January was wretched. A coronavirus that would not go away. Threats of war between the U.S. and Russia. Continuing ethnic cleansings and other human tragedies in places like Afghanistan.
Then there was the bizarre weather. Unprecedented winter storms, including tornadoes, in parts of the world. Midwinter forest fires in California and Siberia.
There were no forest fires here at home. Just cold and snow. Brutal Arctic-style cold.
It was the coldest January in recent memory.
The average high temperature for the month was a chilly minus 6.3. The average low was minus 22.2. The normal January daily high for the Haliburton area is minus 3.8, and the normal low minus 15.9.
Twenty of this past January’s 31 days saw lows of minus 20 or colder. On seven of those days county thermometers dived below minus 30. On the morning of January 21 furnaces and wood stoves worked overtime against a low of minus 38.
All those temperatures were recorded by an Environment Canada co-operating private site at Haliburton Village.
The cold seemed to keep heavy snowfalls away. There were no large snowstorms in January and when the month ended there were only 36 centimetres (14 inches) on the ground in most places.
There was no January thaw this year. Usually we see one – a day or two above freezing – in the last half of January.
All this was much different from January last year. The average daytime high temperature in January 2021 was minus 2.7 and the average low for the month minus 12.3 – much warmer than the month just passed.

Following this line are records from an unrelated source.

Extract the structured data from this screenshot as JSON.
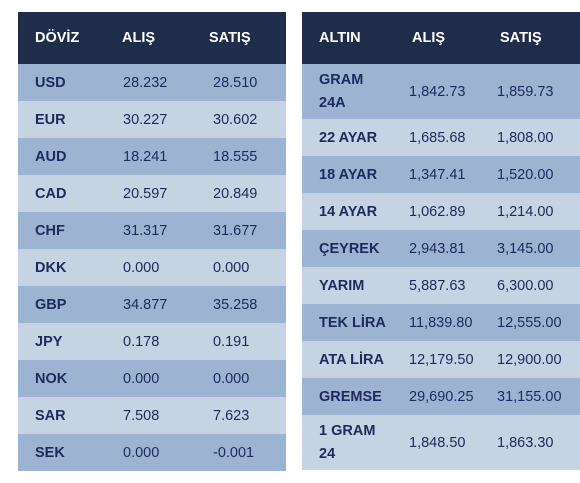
{
  "doviz": {
    "headers": [
      "DÖVİZ",
      "ALIŞ",
      "SATIŞ"
    ],
    "rows": [
      {
        "name": "USD",
        "alis": "28.232",
        "satis": "28.510"
      },
      {
        "name": "EUR",
        "alis": "30.227",
        "satis": "30.602"
      },
      {
        "name": "AUD",
        "alis": "18.241",
        "satis": "18.555"
      },
      {
        "name": "CAD",
        "alis": "20.597",
        "satis": "20.849"
      },
      {
        "name": "CHF",
        "alis": "31.317",
        "satis": "31.677"
      },
      {
        "name": "DKK",
        "alis": "0.000",
        "satis": "0.000"
      },
      {
        "name": "GBP",
        "alis": "34.877",
        "satis": "35.258"
      },
      {
        "name": "JPY",
        "alis": "0.178",
        "satis": "0.191"
      },
      {
        "name": "NOK",
        "alis": "0.000",
        "satis": "0.000"
      },
      {
        "name": "SAR",
        "alis": "7.508",
        "satis": "7.623"
      },
      {
        "name": "SEK",
        "alis": "0.000",
        "satis": "-0.001"
      }
    ]
  },
  "altin": {
    "headers": [
      "ALTIN",
      "ALIŞ",
      "SATIŞ"
    ],
    "rows": [
      {
        "name": "GRAM 24A",
        "alis": "1,842.73",
        "satis": "1,859.73"
      },
      {
        "name": "22 AYAR",
        "alis": "1,685.68",
        "satis": "1,808.00"
      },
      {
        "name": "18 AYAR",
        "alis": "1,347.41",
        "satis": "1,520.00"
      },
      {
        "name": "14 AYAR",
        "alis": "1,062.89",
        "satis": "1,214.00"
      },
      {
        "name": "ÇEYREK",
        "alis": "2,943.81",
        "satis": "3,145.00"
      },
      {
        "name": "YARIM",
        "alis": "5,887.63",
        "satis": "6,300.00"
      },
      {
        "name": "TEK LİRA",
        "alis": "11,839.80",
        "satis": "12,555.00"
      },
      {
        "name": "ATA LİRA",
        "alis": "12,179.50",
        "satis": "12,900.00"
      },
      {
        "name": "GREMSE",
        "alis": "29,690.25",
        "satis": "31,155.00"
      },
      {
        "name": "1 GRAM 24",
        "alis": "1,848.50",
        "satis": "1,863.30"
      }
    ]
  },
  "colors": {
    "header_bg": "#1f2d4a",
    "header_text": "#ffffff",
    "row_dark": "#9cb4d2",
    "row_light": "#c6d3e2",
    "cell_text": "#1c2a5c"
  }
}
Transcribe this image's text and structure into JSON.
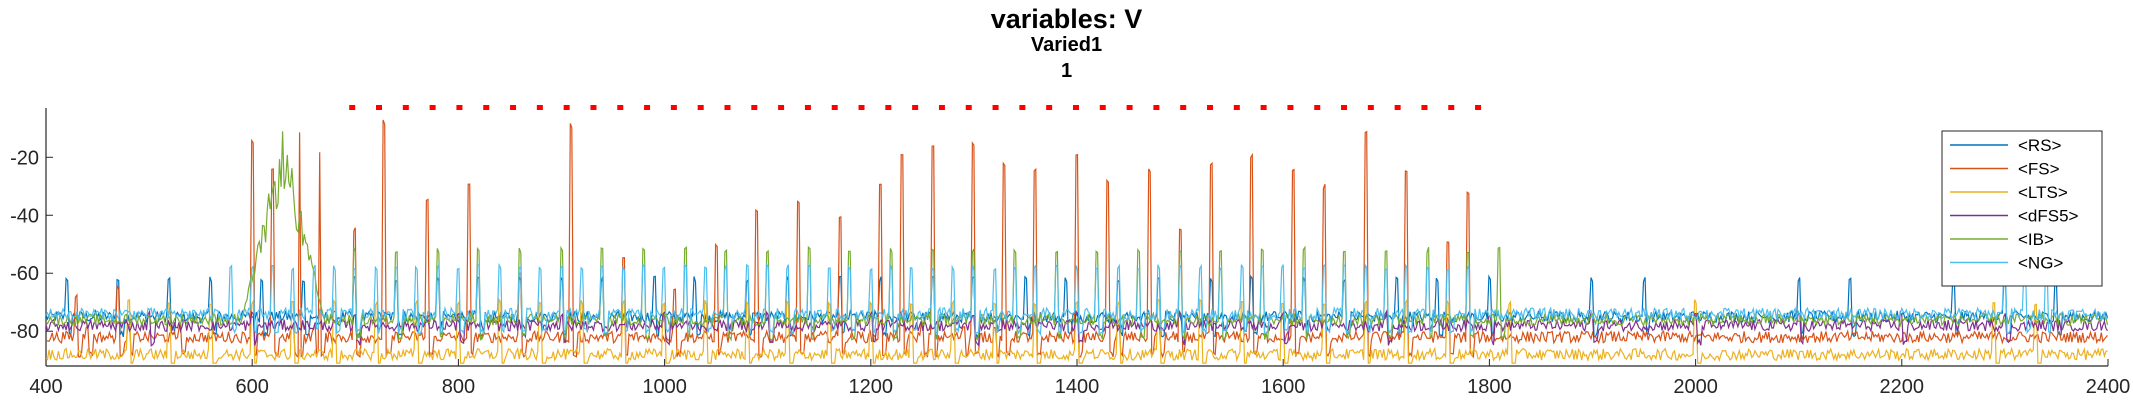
{
  "chart_data": {
    "type": "line",
    "title": "variables: V",
    "subtitle": "Varied1",
    "subtitle2": "1",
    "xlim": [
      400,
      2400
    ],
    "ylim": [
      -92,
      -3
    ],
    "xticks": [
      400,
      600,
      800,
      1000,
      1200,
      1400,
      1600,
      1800,
      2000,
      2200,
      2400
    ],
    "yticks": [
      -20,
      -40,
      -60,
      -80
    ],
    "legend_position": "top-right",
    "series": [
      {
        "name": "<RS>",
        "color": "#0072BD",
        "baseline": -75,
        "spike_to": -62,
        "spikes": [
          420,
          470,
          520,
          560,
          610,
          650,
          700,
          740,
          780,
          820,
          860,
          900,
          940,
          990,
          1030,
          1080,
          1120,
          1170,
          1210,
          1260,
          1300,
          1350,
          1390,
          1440,
          1480,
          1530,
          1570,
          1620,
          1660,
          1710,
          1750,
          1800,
          1900,
          1950,
          2100,
          2150,
          2250,
          2300,
          2350
        ]
      },
      {
        "name": "<FS>",
        "color": "#D95319",
        "baseline": -82,
        "spike_to": -78,
        "spikes": [
          440,
          480,
          530,
          600,
          620,
          640,
          660,
          700,
          730,
          770,
          810,
          860,
          910,
          960,
          1010,
          1050,
          1090,
          1130,
          1170,
          1210,
          1250,
          1290,
          1320,
          1360,
          1400,
          1440,
          1480,
          1530,
          1570,
          1610,
          1640,
          1680,
          1720,
          1780
        ],
        "peaks": [
          [
            430,
            -68
          ],
          [
            470,
            -65
          ],
          [
            600,
            -15
          ],
          [
            620,
            -25
          ],
          [
            645,
            -12
          ],
          [
            665,
            -18
          ],
          [
            700,
            -45
          ],
          [
            728,
            -8
          ],
          [
            770,
            -35
          ],
          [
            810,
            -30
          ],
          [
            860,
            -60
          ],
          [
            910,
            -9
          ],
          [
            960,
            -55
          ],
          [
            1010,
            -65
          ],
          [
            1050,
            -50
          ],
          [
            1090,
            -38
          ],
          [
            1130,
            -35
          ],
          [
            1170,
            -40
          ],
          [
            1210,
            -30
          ],
          [
            1230,
            -20
          ],
          [
            1260,
            -17
          ],
          [
            1300,
            -15
          ],
          [
            1330,
            -22
          ],
          [
            1360,
            -25
          ],
          [
            1400,
            -20
          ],
          [
            1430,
            -28
          ],
          [
            1470,
            -25
          ],
          [
            1500,
            -45
          ],
          [
            1530,
            -23
          ],
          [
            1570,
            -20
          ],
          [
            1610,
            -25
          ],
          [
            1640,
            -30
          ],
          [
            1680,
            -12
          ],
          [
            1720,
            -25
          ],
          [
            1760,
            -50
          ],
          [
            1780,
            -32
          ]
        ]
      },
      {
        "name": "<LTS>",
        "color": "#EDB120",
        "baseline": -88,
        "spike_to": -70,
        "spikes": [
          480,
          520,
          560,
          600,
          640,
          680,
          720,
          760,
          800,
          840,
          880,
          920,
          960,
          1000,
          1040,
          1080,
          1120,
          1160,
          1200,
          1240,
          1280,
          1320,
          1360,
          1400,
          1440,
          1480,
          1520,
          1560,
          1600,
          1640,
          1680,
          1720,
          1760,
          1820,
          2000,
          2290,
          2330
        ]
      },
      {
        "name": "<dFS5>",
        "color": "#7E2F8E",
        "baseline": -78,
        "spike_to": -74,
        "spikes": [
          500,
          600,
          700,
          800,
          900,
          1000,
          1100,
          1200,
          1300,
          1400,
          1500,
          1600,
          1700,
          1800,
          1900,
          2000,
          2100,
          2200,
          2300
        ]
      },
      {
        "name": "<IB>",
        "color": "#77AC30",
        "baseline": -76,
        "spike_to": -52,
        "spikes": [
          700,
          740,
          780,
          820,
          860,
          900,
          940,
          980,
          1020,
          1060,
          1100,
          1140,
          1180,
          1220,
          1260,
          1300,
          1340,
          1380,
          1420,
          1460,
          1500,
          1540,
          1580,
          1620,
          1660,
          1700,
          1740,
          1780,
          1810
        ],
        "burst": [
          590,
          670,
          -20
        ]
      },
      {
        "name": "<NG>",
        "color": "#4DBEEE",
        "baseline": -74,
        "spike_to": -58,
        "spikes": [
          580,
          600,
          620,
          640,
          660,
          680,
          700,
          720,
          740,
          760,
          780,
          800,
          820,
          840,
          860,
          880,
          900,
          920,
          940,
          960,
          980,
          1000,
          1020,
          1040,
          1060,
          1080,
          1100,
          1120,
          1140,
          1160,
          1180,
          1200,
          1220,
          1240,
          1260,
          1280,
          1300,
          1320,
          1340,
          1360,
          1380,
          1400,
          1420,
          1440,
          1460,
          1480,
          1500,
          1520,
          1540,
          1560,
          1580,
          1600,
          1620,
          1640,
          1660,
          1680,
          1700,
          1720,
          1740,
          1760,
          1780,
          2300,
          2320,
          2340
        ]
      }
    ],
    "stim_markers": {
      "color": "#FF0000",
      "y": -3,
      "x": [
        697,
        723,
        749,
        775,
        801,
        827,
        853,
        879,
        905,
        931,
        957,
        983,
        1009,
        1035,
        1061,
        1087,
        1113,
        1139,
        1165,
        1191,
        1217,
        1243,
        1269,
        1295,
        1321,
        1347,
        1373,
        1399,
        1425,
        1451,
        1477,
        1503,
        1529,
        1555,
        1581,
        1607,
        1633,
        1659,
        1685,
        1711,
        1737,
        1763,
        1789
      ]
    }
  }
}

And in January 2021 there were no days minus 30 or colder and only seven of 30 days in which the thermometer fell to minus 20 or a bit lower. The coldest day in January 2021 was minus 28.
But all that is history. The main interest now is what weather we can expect in coming weeks, and whether we will be treated to an early spring.

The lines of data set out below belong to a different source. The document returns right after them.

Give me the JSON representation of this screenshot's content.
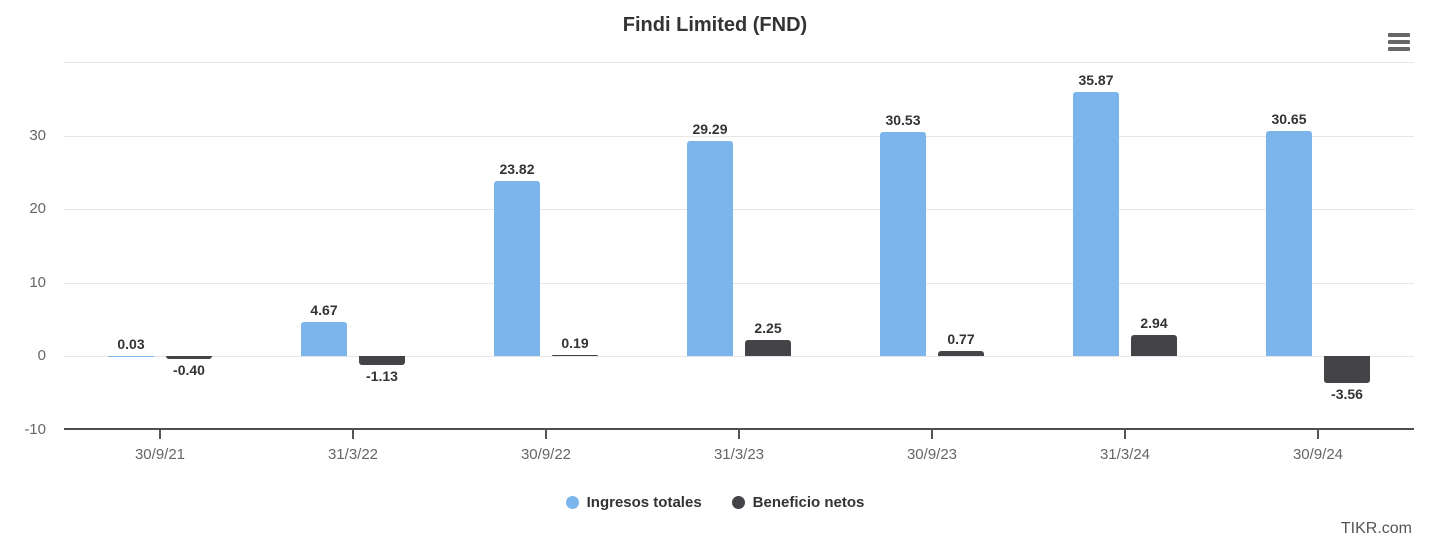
{
  "header": {
    "menu_icon": "hamburger"
  },
  "footer": {
    "watermark": "TIKR.com"
  },
  "colors": {
    "series_revenue": "#7cb5ec",
    "series_net_income": "#434348",
    "grid": "#e6e6e6",
    "axis": "#4f4f4f",
    "value_label": "#333333",
    "tick_label": "#666666",
    "title": "#333333"
  },
  "chart_data": {
    "type": "bar",
    "title": "Findi Limited (FND)",
    "categories": [
      "30/9/21",
      "31/3/22",
      "30/9/22",
      "31/3/23",
      "30/9/23",
      "31/3/24",
      "30/9/24"
    ],
    "series": [
      {
        "name": "Ingresos totales",
        "color": "#7cb5ec",
        "values": [
          0.03,
          4.67,
          23.82,
          29.29,
          30.53,
          35.87,
          30.65
        ]
      },
      {
        "name": "Beneficio netos",
        "color": "#434348",
        "values": [
          -0.4,
          -1.13,
          0.19,
          2.25,
          0.77,
          2.94,
          -3.56
        ]
      }
    ],
    "ylim": [
      -10,
      40
    ],
    "yticks": [
      -10,
      0,
      10,
      20,
      30
    ],
    "gridline_values": [
      0,
      10,
      20,
      30,
      40
    ],
    "grid": true,
    "legend_position": "bottom",
    "value_labels": true,
    "value_label_decimals": 2,
    "xlabel": "",
    "ylabel": ""
  }
}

Things aren’t looking good so far. January’s cold continued into early February with signs of some slight warming this week. Most of the morning lows in the first week were in the minus 20 range.
A variety of weather sources are predicting day and night temperatures below freezing for the first three weeks of the month. Nighttime lows are forecast to be in the minus double digits for much of the month.
The Old Farmer’s Almanac forecasts more cold followed by snow storms – some of them heavy – for later in the month. That almanac has been around for 230 years and claims an 80 per cent accuracy rate for its weather predictions.
Some people question that percentage, but the almanac was accurate in its forecast for this winter. It predicted the winter of 2021 – 2022 would be “a season of shivers.”
“This coming winter could well be one of the longest and coldest that we’ve seen in years,” the publication’s editor Janice Stillman said last fall.
At any rate, none of the forecasters are predicting spring-like weather for the rest of February. They seem to agree that the first three weeks of this month will see constant below freezing weather, plus snowfalls pretty much every day.
The better news is that most forecasts predict settled, warmer weather in late February and early March. Long-range forecasts for spring and summer see warmer weather with above normal rainfall.
Who knows? Someone once said the most accurate weather forecast is obtained by looking out the window.
And, whatever we get, we get. Despite all our advances in science there is nothing we can do to change the weather, at least in the short term. We can, however, start living in ways that reduce global warming and climate change.
Besides, there really is no bad weather. Sunshine is great, Snow can be pretty and provide fun. Rain is refreshing and wind can be bracing.
Or, as Alfred Wainwright, the famous British walker and author, wrote in one of his books:
“There’s no such thing as bad weather, only unsuitable clothing.”